Auto Regressive Integrated Moving Average is a **widely used method for time series forecast**. It can be broken down into the following 3 components.

**Auto Regressive**: uses past data to infer future values. Basically it assumes the future will be similar to the past (with a certain lag);**Integrated**: makes the time series stationary through differencing;**Moving Average**: Smoothens the time series by incorporating the dependency between an observed value and a residual error from a moving average model applied to lagged observed values.

Any of the previous 3 components can be absent giving rise to different forecast methods: AR, ARMA, MA, etc.

An important takeaway when using **ARIMA is that it does not work on seasonal time series**. If you want to take that into consideration seasonal ARIMA must be used instead.

## An the code for the above…

## Analysis of the results we got running the code above

By looking at the CDF for both datasets and for each method (see colab code above) some conclusions can be drawn:

- The efficiency of each method is different for a given dataset;
- Regression trees provide an overall better result for our setup but there when considering small MAPE the results vary;

- The efficiency of a method across different datasets varies;
- In general, methods perform better on the building dataset.

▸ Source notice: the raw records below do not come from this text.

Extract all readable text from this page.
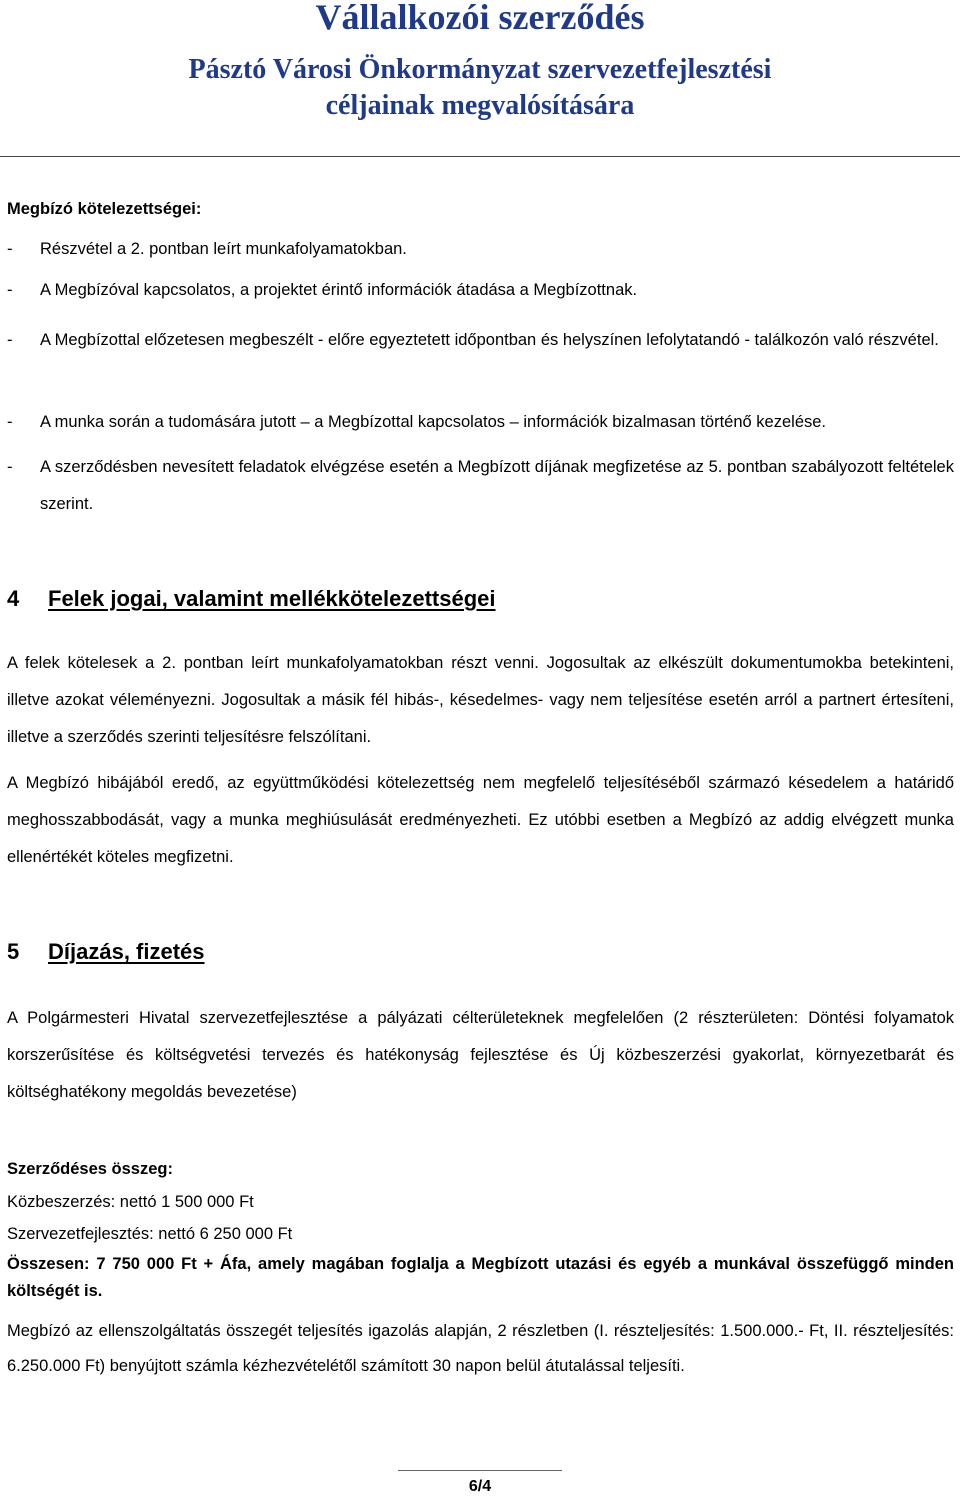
Vállalkozói szerződés
Pásztó Városi Önkormányzat szervezetfejlesztési
céljainak megvalósítására
Megbízó kötelezettségei:
- Részvétel a 2. pontban leírt munkafolyamatokban.
- A Megbízóval kapcsolatos, a projektet érintő információk átadása a Megbízottnak.
- A Megbízottal előzetesen megbeszélt - előre egyeztetett időpontban és helyszínen lefolytatandó - találkozón való részvétel.
- A munka során a tudomására jutott – a Megbízottal kapcsolatos – információk bizalmasan történő kezelése.
- A szerződésben nevesített feladatok elvégzése esetén a Megbízott díjának megfizetése az 5. pontban szabályozott feltételek szerint.
4 Felek jogai, valamint mellékkötelezettségei
A felek kötelesek a 2. pontban leírt munkafolyamatokban részt venni. Jogosultak az elkészült dokumentumokba betekinteni, illetve azokat véleményezni. Jogosultak a másik fél hibás-, késedelmes- vagy nem teljesítése esetén arról a partnert értesíteni, illetve a szerződés szerinti teljesítésre felszólítani.
A Megbízó hibájából eredő, az együttműködési kötelezettség nem megfelelő teljesítéséből származó késedelem a határidő meghosszabbodását, vagy a munka meghiúsulását eredményezheti. Ez utóbbi esetben a Megbízó az addig elvégzett munka ellenértékét köteles megfizetni.
5 Díjazás, fizetés
A Polgármesteri Hivatal szervezetfejlesztése a pályázati célterületeknek megfelelően (2 részterületen: Döntési folyamatok korszerűsítése és költségvetési tervezés és hatékonyság fejlesztése és Új közbeszerzési gyakorlat, környezetbarát és költséghatékony megoldás bevezetése)
Szerződéses összeg:
Közbeszerzés: nettó 1 500 000 Ft
Szervezetfejlesztés: nettó 6 250 000 Ft
Összesen: 7 750 000 Ft + Áfa, amely magában foglalja a Megbízott utazási és egyéb a munkával összefüggő minden költségét is.
Megbízó az ellenszolgáltatás összegét teljesítés igazolás alapján, 2 részletben (I. részteljesítés: 1.500.000.- Ft, II. részteljesítés: 6.250.000 Ft) benyújtott számla kézhezvételétől számított 30 napon belül átutalással teljesíti.
6/4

The data amplitude plays a vital role.

**Note of caution**: this analysis is based on the particular demo configuration that I have used and results can differ if others are used (and even be better).

## Takeaways

In general, here are some key results from our paper summarizing the effectiveness of these methods:

- The
**prediction accuracy**is higher for customers with high consumption;- High consumption customers do not exhibit the “noise” of low consumption customers;

- Few recent observations are better predictors than large sets of historical observations;
- ISO models work very good with 2-3 weeks’ worth of data, while ARIMA usually performs well with 2 months of historical data;

- Simple ISO (Independent System Operator) averaging models are inadequate for
**weekend forecasts**;- These methods have been designed for Demand Response events which take place during weekdays. Compared to weekdays they deteriorate up to 20% when applied on weekends;

**ARIMA**achieves the best prediction accuracy for short 1-hour ahead forecasts;- Methods that capture global patterns over long periods of time are not suitable for real-time forecasts.
- Regression trees and ToD provide better medium to long-term forecasts.